Slobin has extensively studied the organization of information about spatial relations and motion events by speakers of different languages, including both children and adults. He has argued that becoming a competent speaker of a language requires learning certain language-specific modes of thinking, which he dubbed "thinking for speaking". Slobin's "thinking for speaking" view can be described as a contemporary, moderate version of the Sapir–Whorf hypothesis, which claims that the language we learn shapes the way we perceive reality and think about it. This view is often contrasted with the "language acquisition device" view of Noam Chomsky and others, who think of language acquisition as a process largely independent of learning and cognitive development.

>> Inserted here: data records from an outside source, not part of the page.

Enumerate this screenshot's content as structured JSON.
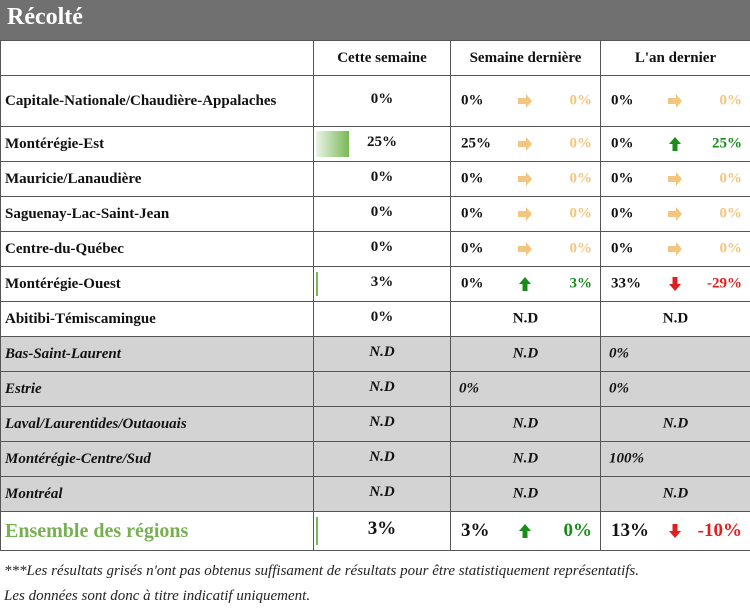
{
  "title": "Récolté",
  "columns": [
    "Cette semaine",
    "Semaine dernière",
    "L'an dernier"
  ],
  "colors": {
    "header_bg": "#707070",
    "grey_row": "#d3d3d3",
    "green": "#1a8c1a",
    "red": "#e02020",
    "muted": "#f2c67f",
    "accent": "#77b053"
  },
  "rows": [
    {
      "region": "Capitale-Nationale/Chaudière-Appalaches",
      "this_week": "0%",
      "last_week": "0%",
      "last_week_change": "0%",
      "last_week_arrow": "right-arrow-icon",
      "last_year": "0%",
      "last_year_change": "0%",
      "last_year_arrow": "right-arrow-icon"
    },
    {
      "region": "Montérégie-Est",
      "this_week": "25%",
      "this_week_fill": 0.25,
      "last_week": "25%",
      "last_week_change": "0%",
      "last_week_arrow": "right-arrow-icon",
      "last_year": "0%",
      "last_year_change": "25%",
      "last_year_arrow": "up-arrow-icon"
    },
    {
      "region": "Mauricie/Lanaudière",
      "this_week": "0%",
      "last_week": "0%",
      "last_week_change": "0%",
      "last_week_arrow": "right-arrow-icon",
      "last_year": "0%",
      "last_year_change": "0%",
      "last_year_arrow": "right-arrow-icon"
    },
    {
      "region": "Saguenay-Lac-Saint-Jean",
      "this_week": "0%",
      "last_week": "0%",
      "last_week_change": "0%",
      "last_week_arrow": "right-arrow-icon",
      "last_year": "0%",
      "last_year_change": "0%",
      "last_year_arrow": "right-arrow-icon"
    },
    {
      "region": "Centre-du-Québec",
      "this_week": "0%",
      "last_week": "0%",
      "last_week_change": "0%",
      "last_week_arrow": "right-arrow-icon",
      "last_year": "0%",
      "last_year_change": "0%",
      "last_year_arrow": "right-arrow-icon"
    },
    {
      "region": "Montérégie-Ouest",
      "this_week": "3%",
      "this_week_fill": 0.03,
      "last_week": "0%",
      "last_week_change": "3%",
      "last_week_arrow": "up-arrow-icon",
      "last_year": "33%",
      "last_year_change": "-29%",
      "last_year_arrow": "down-arrow-icon"
    },
    {
      "region": "Abitibi-Témiscamingue",
      "this_week": "0%",
      "last_week_nd": "N.D",
      "last_year_nd": "N.D"
    },
    {
      "region": "Bas-Saint-Laurent",
      "this_week": "N.D",
      "last_week_nd": "N.D",
      "last_year": "0%"
    },
    {
      "region": "Estrie",
      "this_week": "N.D",
      "last_week": "0%",
      "last_year": "0%"
    },
    {
      "region": "Laval/Laurentides/Outaouais",
      "this_week": "N.D",
      "last_week_nd": "N.D",
      "last_year_nd": "N.D"
    },
    {
      "region": "Montérégie-Centre/Sud",
      "this_week": "N.D",
      "last_week_nd": "N.D",
      "last_year": "100%"
    },
    {
      "region": "Montréal",
      "this_week": "N.D",
      "last_week_nd": "N.D",
      "last_year_nd": "N.D"
    }
  ],
  "total": {
    "region": "Ensemble des régions",
    "this_week": "3%",
    "this_week_fill": 0.03,
    "last_week": "3%",
    "last_week_change": "0%",
    "last_week_arrow": "up-arrow-icon",
    "last_year": "13%",
    "last_year_change": "-10%",
    "last_year_arrow": "down-arrow-icon"
  },
  "footnote_line1": "***Les résultats grisés n'ont pas obtenus suffisament de résultats pour être statistiquement représentatifs.",
  "footnote_line2": "Les données sont donc à titre indicatif uniquement."
}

Slobin is also known for his pioneering research on child language development, in which he has taken a crosslinguistic approach. One seminal study, conducted with Thomas Bever, compared the acquisition of word order in children acquiring English, Italian, Serbo-Croatian, and Turkish. Results revealed that children's pattern of comprehension depends on the canonical patterns of the target language.

== Other work ==
Slobin also designed a project, along with Ruth Berman in the beginning of 1980. He created "The frog-story project", a research tool which was a children's storybook that tells a story in 24 pictures with no words (Frog Where Are You? by Mercer Mayer). This makes it possible to elicit narratives that are comparable in content but differing in form, across age and languages. There is now data from dozens of languages and most of the world's major language types. The Berman & Slobin study compared English, German, Spanish, Hebrew and Turkish on a range of dimensions.

His project was also mentioned in Raphael Berthele, a professor in the University of Fribourg, Switzerland on her work in the Crosslinguistic approaches to the psychology approach by Elena Lieven, Jiansheng Guo.